Emily Ratajkowski et sa réflexion sur sa grossesse 

« Quand avec mon mari, on annonce à mes ami·es que je suis enceinte, leur première question après ‘Félicitations’ c’est presque toujours : ‘Est-ce que vous savez ce que vous voulez ?’. On aime répondre que nous ne connaîtrons pas le genre de notre enfant jusqu’à ce qu’il ait 18 ans, car c’est à ce moment qu’il nous l’annoncera lui-même[1]

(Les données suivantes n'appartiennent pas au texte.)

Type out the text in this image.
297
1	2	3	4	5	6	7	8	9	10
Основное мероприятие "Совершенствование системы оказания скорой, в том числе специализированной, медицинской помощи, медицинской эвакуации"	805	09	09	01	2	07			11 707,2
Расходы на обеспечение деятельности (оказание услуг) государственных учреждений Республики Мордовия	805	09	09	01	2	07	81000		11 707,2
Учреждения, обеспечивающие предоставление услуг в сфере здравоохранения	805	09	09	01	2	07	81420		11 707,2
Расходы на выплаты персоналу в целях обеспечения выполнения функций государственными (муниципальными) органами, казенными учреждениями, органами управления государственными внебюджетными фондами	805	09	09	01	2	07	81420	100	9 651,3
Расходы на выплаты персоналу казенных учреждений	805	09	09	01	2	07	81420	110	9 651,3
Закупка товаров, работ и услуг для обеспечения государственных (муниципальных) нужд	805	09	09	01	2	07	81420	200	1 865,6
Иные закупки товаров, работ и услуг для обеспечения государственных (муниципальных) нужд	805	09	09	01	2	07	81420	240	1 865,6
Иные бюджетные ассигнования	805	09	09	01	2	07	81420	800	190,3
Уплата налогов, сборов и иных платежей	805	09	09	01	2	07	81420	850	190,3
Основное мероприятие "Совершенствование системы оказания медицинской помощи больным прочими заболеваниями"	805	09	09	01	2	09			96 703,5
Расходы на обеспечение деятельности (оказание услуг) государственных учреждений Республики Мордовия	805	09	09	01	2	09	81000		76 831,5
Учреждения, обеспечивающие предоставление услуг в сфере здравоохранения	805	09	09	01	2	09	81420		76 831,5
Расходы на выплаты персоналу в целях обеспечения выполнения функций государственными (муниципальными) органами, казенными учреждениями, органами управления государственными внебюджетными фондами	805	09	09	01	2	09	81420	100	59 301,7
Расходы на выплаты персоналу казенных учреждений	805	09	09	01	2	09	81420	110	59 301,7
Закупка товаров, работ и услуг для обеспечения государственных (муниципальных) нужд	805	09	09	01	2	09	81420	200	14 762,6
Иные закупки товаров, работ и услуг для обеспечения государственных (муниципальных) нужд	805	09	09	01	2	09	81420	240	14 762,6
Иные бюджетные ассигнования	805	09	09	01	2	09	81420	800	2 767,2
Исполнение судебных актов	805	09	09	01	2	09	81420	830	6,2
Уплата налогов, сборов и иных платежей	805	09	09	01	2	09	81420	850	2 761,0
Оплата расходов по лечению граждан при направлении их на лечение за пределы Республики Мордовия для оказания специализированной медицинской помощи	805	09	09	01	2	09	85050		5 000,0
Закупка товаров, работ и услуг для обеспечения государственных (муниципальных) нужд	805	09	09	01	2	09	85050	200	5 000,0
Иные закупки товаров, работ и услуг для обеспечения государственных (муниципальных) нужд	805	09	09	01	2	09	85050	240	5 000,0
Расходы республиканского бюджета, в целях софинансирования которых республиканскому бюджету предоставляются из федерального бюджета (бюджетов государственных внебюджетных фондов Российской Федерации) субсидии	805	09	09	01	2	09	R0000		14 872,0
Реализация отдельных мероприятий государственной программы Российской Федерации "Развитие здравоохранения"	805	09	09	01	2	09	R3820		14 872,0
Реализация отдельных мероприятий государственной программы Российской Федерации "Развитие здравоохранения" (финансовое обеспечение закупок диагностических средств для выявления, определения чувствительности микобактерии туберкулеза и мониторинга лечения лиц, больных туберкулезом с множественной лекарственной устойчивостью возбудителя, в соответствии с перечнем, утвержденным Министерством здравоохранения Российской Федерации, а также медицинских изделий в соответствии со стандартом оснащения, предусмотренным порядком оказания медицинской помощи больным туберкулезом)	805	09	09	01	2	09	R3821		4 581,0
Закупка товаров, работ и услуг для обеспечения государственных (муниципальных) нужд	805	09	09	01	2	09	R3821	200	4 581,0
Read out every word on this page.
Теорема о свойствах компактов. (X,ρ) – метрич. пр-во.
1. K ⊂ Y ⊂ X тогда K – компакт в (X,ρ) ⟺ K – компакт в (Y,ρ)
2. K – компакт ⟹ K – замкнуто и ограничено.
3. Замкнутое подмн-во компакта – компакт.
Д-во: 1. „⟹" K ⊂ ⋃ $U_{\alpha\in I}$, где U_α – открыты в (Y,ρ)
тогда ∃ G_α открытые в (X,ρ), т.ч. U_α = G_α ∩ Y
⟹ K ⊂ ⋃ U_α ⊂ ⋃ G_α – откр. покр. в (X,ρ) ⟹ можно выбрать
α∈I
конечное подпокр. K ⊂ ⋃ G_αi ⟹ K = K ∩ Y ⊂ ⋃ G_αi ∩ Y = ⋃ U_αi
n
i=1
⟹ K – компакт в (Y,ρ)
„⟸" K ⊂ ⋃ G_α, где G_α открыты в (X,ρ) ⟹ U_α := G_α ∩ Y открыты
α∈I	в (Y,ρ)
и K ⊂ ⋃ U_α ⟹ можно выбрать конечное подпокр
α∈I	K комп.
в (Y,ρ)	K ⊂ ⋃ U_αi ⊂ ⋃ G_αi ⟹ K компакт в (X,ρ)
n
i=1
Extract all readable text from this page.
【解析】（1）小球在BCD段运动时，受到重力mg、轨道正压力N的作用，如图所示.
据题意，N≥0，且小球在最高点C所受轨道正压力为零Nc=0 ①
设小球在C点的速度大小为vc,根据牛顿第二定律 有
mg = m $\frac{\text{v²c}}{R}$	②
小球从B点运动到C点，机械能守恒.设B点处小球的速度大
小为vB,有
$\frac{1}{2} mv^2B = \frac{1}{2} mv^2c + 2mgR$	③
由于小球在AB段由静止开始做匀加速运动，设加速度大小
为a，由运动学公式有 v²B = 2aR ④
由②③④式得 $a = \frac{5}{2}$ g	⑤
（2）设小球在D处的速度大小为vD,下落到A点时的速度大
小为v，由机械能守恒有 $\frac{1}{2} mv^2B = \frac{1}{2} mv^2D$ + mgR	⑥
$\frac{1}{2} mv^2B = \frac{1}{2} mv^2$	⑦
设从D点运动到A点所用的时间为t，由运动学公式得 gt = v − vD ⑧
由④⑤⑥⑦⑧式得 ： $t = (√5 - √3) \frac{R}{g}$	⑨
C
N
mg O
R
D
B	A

Voilà ce qu’écrit la fameuse mannequin, Emily Ratajkowski, lors de l’annonce de sa grossesse, dans un court essai pour Vogue, du 26 octobre. Et s’il y a bien un interview à lire cette semaine, c’est celui-ci (https://www.vogue.com/article/emily-ratajkowski-pregnant-announcement-digital-cover- ). C’est encourageant de voir une personnalité avec une telle notoriété partager ses réflexions sur le genre ; le fait que c’est une construction sociale plus qu’une vérité biologique, sur son corps et sa grossesse. Non seulement le genre de l’enfant impacte les stéréotypes qu’on lui appose avant même qu’il naisse, mais il conditionne aussi les idées préconçues sur la grossesse de la mannequin.  Si c’est un garçon, il sera plus bas dans le ventre qu’une fille ;  une envie fulgurante de manger des sucreries et c’est la certitude qu’elle attend une fille ;  avoir un petit garçon procurerait plus de libido qu’une petite fille ; son maquilleur a même été lui dire qu’avoir une petite fille fait disparaître la beauté de la mère. Ainsi, pas de gender reveal party pour le couple. Ce n’est pas important de savoir « quoi » est en train de grandir en elle, mais bien « qui ». La nuance est subtile, mais la différence dans l’éducation est incommensurable. 


[1] Ratajwoski Emily, Vogue, [en ligne]  : « When my husband and I tell friends that I’m pregnant, their first question after ‘Congratulations’ is almost always, ‘Do you know what you want?’ We like to respond that we won’t know the gender until our child is 18 and that they’ll let us know then. », 22/10/2020.